Sorber and his siblings did not grow up attending church but they came to faith later in life. For Brig Sorber, his faith journey, which would lead him to the Catholic Church, took an important turn in college when he met his future wife, Francine, a devout Catholic who grew up in a large family and had to pay her own way through college. Though she had adversity in life, Francine had an inner peace that intrigued Sorber.
“I thought, ‘I want that. I want that peace,’” said Sorber, who began attending Mass with Francine in college and reading the Bible and whatever Christian author’s works he could get his hands on. He noticed that his worldview was changing and his faith in God deepening.
“I became a better person, more productive and happier having Christ in my life,” Sorber said. “I rolled that into the business when I took over, and I watched God work in this business. I mean, we’re a moving company for crying out loud.”
…Then Following His Lead
Sorber and his siblings see God’s hand at work in guiding the company through the 2008 meltdown of the mortgage industry, which could have spelled doom for the moving company. At that time, Two Men and a Truck, as Bergero described it, was “fat and happy,” with a lot of wasteful spending and inefficient business practices.
‘I would just come in and pray over this business, ‘God, what are we going to do in your business today?” said Sorber. “And the direction he took me was no direction any business person would take.”
Sorber made the difficult decision to let go of 20 employees. He not only used his local connections to help them find new jobs, but Sorber also used $250,000 of the $300,000 the company had in the bank for severance payments.
“No business man in his right mind would do that during a recession,” Sorber said. “But that’s what weighed on my heart. I said, ‘God, we’re going to do this and I’m putting my faith in you in this business, and if we go under, I know I didn’t cheat anybody.’”
Sorber later hired new people and reworked some one-sided business agreements that ended up saving the company more money than what it had given out in severance payments.
“God will find those savings and that’s when I started trusting him more and more,” Sorber said.
Of course, Two Men and a Truck has a 96 percent referral rate because its truck drivers and movers do a good job, not just because of Christian values or charitable works.

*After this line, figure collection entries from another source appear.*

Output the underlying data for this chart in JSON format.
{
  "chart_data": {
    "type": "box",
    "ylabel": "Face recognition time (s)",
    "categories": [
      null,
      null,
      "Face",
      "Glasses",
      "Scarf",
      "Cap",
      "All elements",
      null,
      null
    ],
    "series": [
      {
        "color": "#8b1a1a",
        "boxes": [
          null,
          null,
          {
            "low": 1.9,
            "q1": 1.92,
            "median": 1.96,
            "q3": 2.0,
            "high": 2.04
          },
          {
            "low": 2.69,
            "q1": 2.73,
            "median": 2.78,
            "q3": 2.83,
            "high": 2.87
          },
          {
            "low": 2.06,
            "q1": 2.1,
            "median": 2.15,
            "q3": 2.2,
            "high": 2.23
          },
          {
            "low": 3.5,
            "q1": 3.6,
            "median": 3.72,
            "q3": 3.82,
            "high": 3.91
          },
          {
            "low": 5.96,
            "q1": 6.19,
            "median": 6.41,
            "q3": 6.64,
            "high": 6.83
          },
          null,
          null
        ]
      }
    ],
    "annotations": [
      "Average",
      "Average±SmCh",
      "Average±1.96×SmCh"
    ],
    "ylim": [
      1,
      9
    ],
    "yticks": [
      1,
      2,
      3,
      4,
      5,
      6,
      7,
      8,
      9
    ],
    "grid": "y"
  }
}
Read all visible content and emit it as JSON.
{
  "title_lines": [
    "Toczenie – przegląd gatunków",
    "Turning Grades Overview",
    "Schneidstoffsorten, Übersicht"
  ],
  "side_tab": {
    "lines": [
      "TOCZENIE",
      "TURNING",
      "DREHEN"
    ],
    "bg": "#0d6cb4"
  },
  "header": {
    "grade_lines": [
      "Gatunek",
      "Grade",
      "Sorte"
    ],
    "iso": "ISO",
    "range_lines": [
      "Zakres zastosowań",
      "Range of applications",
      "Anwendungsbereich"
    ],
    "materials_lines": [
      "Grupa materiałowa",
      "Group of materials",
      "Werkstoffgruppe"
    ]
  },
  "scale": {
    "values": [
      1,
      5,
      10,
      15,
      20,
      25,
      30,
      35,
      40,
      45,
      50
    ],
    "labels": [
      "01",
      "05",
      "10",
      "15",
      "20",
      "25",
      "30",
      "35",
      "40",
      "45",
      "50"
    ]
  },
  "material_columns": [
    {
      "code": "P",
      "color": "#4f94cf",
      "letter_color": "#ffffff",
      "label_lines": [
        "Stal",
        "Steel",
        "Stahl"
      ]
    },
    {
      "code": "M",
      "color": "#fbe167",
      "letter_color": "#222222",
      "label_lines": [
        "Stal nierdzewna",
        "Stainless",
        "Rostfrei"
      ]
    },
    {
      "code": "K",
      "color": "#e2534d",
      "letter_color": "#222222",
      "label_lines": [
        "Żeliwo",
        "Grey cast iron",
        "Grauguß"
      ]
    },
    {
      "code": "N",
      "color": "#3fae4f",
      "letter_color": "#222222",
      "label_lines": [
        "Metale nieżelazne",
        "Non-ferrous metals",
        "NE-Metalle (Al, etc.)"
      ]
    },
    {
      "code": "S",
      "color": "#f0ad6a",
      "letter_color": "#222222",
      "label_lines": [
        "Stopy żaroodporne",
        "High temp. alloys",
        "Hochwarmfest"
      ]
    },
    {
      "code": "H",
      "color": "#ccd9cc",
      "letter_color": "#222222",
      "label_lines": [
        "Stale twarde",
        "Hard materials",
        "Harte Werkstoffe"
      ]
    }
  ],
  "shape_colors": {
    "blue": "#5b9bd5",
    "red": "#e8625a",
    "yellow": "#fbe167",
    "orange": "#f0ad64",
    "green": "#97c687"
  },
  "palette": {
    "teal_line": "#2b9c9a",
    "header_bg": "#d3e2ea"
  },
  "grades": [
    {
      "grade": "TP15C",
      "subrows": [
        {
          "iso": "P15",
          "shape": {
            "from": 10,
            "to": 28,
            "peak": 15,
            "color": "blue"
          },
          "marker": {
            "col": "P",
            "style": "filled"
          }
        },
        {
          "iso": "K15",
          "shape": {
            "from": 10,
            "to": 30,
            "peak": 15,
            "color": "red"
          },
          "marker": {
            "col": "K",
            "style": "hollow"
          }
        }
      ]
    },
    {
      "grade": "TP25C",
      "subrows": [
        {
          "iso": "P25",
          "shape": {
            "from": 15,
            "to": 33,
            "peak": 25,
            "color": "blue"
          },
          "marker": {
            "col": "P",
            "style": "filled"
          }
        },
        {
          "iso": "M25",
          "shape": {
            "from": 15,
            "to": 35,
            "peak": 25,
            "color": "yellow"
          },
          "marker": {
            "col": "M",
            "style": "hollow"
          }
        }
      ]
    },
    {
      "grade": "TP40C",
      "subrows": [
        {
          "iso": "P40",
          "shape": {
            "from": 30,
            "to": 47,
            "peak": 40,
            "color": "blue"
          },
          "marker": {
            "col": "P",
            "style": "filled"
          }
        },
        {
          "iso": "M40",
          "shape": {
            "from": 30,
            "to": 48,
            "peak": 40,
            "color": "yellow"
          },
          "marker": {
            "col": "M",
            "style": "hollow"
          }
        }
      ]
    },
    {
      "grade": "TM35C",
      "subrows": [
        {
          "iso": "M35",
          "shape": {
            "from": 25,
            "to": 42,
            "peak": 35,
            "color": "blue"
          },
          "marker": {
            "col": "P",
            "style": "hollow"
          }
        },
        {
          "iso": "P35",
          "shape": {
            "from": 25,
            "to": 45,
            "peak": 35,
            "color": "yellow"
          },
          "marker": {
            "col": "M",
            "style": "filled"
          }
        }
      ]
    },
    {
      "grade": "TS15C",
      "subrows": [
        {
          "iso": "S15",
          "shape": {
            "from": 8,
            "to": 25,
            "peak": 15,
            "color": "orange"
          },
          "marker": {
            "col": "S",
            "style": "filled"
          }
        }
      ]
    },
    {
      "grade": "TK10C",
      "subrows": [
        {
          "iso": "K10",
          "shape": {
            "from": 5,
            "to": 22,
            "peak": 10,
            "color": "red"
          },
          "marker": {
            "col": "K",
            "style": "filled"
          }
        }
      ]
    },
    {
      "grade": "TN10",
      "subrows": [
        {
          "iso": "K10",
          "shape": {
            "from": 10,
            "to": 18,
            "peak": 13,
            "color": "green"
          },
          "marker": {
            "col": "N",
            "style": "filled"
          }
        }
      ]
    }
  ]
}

“Really in the end, if we’re a bad moving company, people won’t care what we do in the community, they’re not gonna use us,” said Sorber, adding that the company is constantly looking to evolve and innovate. He mentioned one new initiative, called Value Flex, aimed at giving customers more affordable options for long-distance moves.
“It’s just amazing how God worked in this business and made it what it is now,” Sorber said. “I am just humbled by it every single day.”
BRIAN FRAGA is a Legatus magazine staff writer.